Exam Speed Tricks for Successive Changes
Instant Formulas (no calculation needed)
| Question Pattern | Instant Answer |
|---|---|
| +x% then −x% (same %) | Net loss = x²/100 % (always a loss). E.g., +20% then −20% = −4% |
| +10% then +10% | Net = +21% (not 20%) |
| +10% three times | Net = +33.1% |
| −10% then −10% | Net = −19% (not −20%) |
| Price ↑ x%, consumption ↓ to keep expenditure same | Consumption must decrease by x/(100+x) × 100 % |
| Price ↑ 25%, keep expenditure same | Consumption ↓ by 25/125 × 100 = 20% (use fraction: 1/4 up → 1/5 down) |
The "Fraction Shortcut" for Expenditure-Constant Problems
If price rises by 1/n, reduce consumption by 1/(n+1) to keep spending same.

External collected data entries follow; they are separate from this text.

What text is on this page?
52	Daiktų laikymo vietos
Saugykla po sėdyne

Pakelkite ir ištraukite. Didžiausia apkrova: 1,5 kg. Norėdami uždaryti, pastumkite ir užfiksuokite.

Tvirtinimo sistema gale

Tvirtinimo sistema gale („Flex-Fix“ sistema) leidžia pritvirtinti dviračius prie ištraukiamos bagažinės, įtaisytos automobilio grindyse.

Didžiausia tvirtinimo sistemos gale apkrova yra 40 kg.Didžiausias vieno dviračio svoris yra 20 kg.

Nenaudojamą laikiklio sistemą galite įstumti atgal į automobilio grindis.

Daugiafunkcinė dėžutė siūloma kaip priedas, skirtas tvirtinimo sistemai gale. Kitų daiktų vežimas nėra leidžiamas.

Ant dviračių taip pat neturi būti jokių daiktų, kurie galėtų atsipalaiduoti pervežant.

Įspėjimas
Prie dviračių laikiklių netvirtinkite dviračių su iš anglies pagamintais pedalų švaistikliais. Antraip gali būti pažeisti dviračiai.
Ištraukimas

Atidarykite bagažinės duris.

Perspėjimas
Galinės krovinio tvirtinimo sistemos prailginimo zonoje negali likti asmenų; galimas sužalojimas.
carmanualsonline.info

| Price ↑ by | = fraction | Consumption ↓ by | = fraction |
|---|---|---|---|
| 10% | 1/10 | 9.09% | 1/11 |
| 20% | 1/5 | 16.67% | 1/6 |
| 25% | 1/4 | 20% | 1/5 |
| 33.33% | 1/3 | 25% | 1/4 |
| 50% | 1/2 | 33.33% | 1/3 |
This table alone can solve 80% of price-consumption questions in under 10 seconds.